Harga Spot Pasar Listrik Grosir Naik hingga P8,0337 Per kWh
Harga di Wholesale Electricity Spot Market naik sebesar P1,0056 per kWh menjadi P8,0337 per kWh. Permintaan listrik tertinggi sepanjang masa di Luzon membuat kondisi pasokan semakin ketat. Biaya transmisi dan biaya lainnya menambah lagi P0,0668 per kWh terhadap kenaikan pada Juli.
ERC Akan Memutuskan Penyetelan Ulang Tarif Distribusi pada Agustus atau September
Kenaikan tarif pada Juli tidak mencakup perubahan pada biaya distribusi Meralco, yang membiayai tiang, kabel, gardu, meter, layanan penagihan, dan infrastruktur lainnya. Meralco tidak menaikkan biaya distribusinya sejak 2015, ketika periode penyesuaian tarif terakhir berakhir. Aplikasi tertunda perusahaan mengusulkan menaikkan rata-rata biaya distribusi dari P1,35 per kWh menjadi P2,34 per kWh, atau sebesar P0,99 per kWh.

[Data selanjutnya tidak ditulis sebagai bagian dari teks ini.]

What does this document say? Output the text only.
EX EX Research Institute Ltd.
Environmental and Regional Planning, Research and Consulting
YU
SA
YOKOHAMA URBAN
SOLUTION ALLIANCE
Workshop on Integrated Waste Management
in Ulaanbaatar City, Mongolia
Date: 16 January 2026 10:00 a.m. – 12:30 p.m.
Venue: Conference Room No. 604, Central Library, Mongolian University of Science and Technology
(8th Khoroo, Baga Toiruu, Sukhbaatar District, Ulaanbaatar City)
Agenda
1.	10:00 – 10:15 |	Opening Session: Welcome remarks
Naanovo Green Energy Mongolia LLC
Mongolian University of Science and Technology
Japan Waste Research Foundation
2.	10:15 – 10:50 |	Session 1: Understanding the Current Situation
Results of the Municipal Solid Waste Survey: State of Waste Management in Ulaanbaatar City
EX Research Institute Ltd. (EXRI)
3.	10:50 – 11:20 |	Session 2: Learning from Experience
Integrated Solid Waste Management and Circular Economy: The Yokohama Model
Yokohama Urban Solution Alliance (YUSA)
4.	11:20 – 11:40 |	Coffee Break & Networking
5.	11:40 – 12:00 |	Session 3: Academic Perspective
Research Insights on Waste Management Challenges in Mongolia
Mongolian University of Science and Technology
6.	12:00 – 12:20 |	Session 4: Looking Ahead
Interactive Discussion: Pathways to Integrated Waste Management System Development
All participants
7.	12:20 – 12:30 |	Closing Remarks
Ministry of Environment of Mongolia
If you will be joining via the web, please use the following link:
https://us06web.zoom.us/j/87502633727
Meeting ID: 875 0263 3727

Ketua ERC Francis Saturnino Juan menyatakan bahwa komisi memperkirakan akan membahas rekomendasi stafnya pada akhir Agustus atau September, setelah menyelesaikan inspeksi terhadap aset Meralco. Juan menanggapi kekhawatiran terkait persetujuan tarif yang lebih tinggi di tengah tuduhan adanya pembacaan meter yang tidak akurat pada Kamis, 9 Juli. “Jika ada pelanggaran yang dilakukan oleh Meralco, ini adalah urusan yang terpisah, terpisah dari proses penetapan tarif yang tertunda bagi kami untuk menentukan tarif yang seharusnya benar ke depan,” kata Juan kepada wartawan.
FAQ
Apa yang menyebabkan kenaikan tarif Meralco pada Juli?
Kenaikan sebesar P0,3428 per kWh pada Juli disebabkan oleh biaya bahan bakar yang lebih tinggi terkait konflik Timur Tengah, penghentian terjadwal fasilitas gas alam Malampaya yang dimulai 15 Juni, serta permintaan listrik di Luzon yang mencapai rekor tertinggi yang membuat kondisi pasokan semakin ketat dan mendorong harga spot pasar grosir naik sebesar P1,0056 per kWh menjadi P8,0337 per kWh.
Kapan ERC akan memutuskan aplikasi tarif distribusi Meralco?
Energy Regulatory Commission memperkirakan akan membahas rekomendasi staf untuk aplikasi penyesuaian tarif distribusi Meralco pada akhir Agustus atau September, setelah menyelesaikan inspeksi terhadap aset Meralco, demikian disampaikan oleh Ketua ERC Francis Saturnino Juan pada Kamis, 9 Juli.
Seberapa besar biaya pembangkitan meningkat pada Juli?
Biaya pembangkitan naik sebesar P0,1800 per kWh menjadi P9,2504 per kWh dari P9,0704 per kWh pada Juni, dengan biaya pada perjanjian pasokan listrik meningkat sebesar P0,2678 per kWh menjadi P8,8694 per kWh serta biaya dari First Gas dan Prime CoreGen naik sebesar P0,3613 per kWh menjadi P10,6489 per kWh akibat peralihan dari gas alam Malampaya ke LNG impor.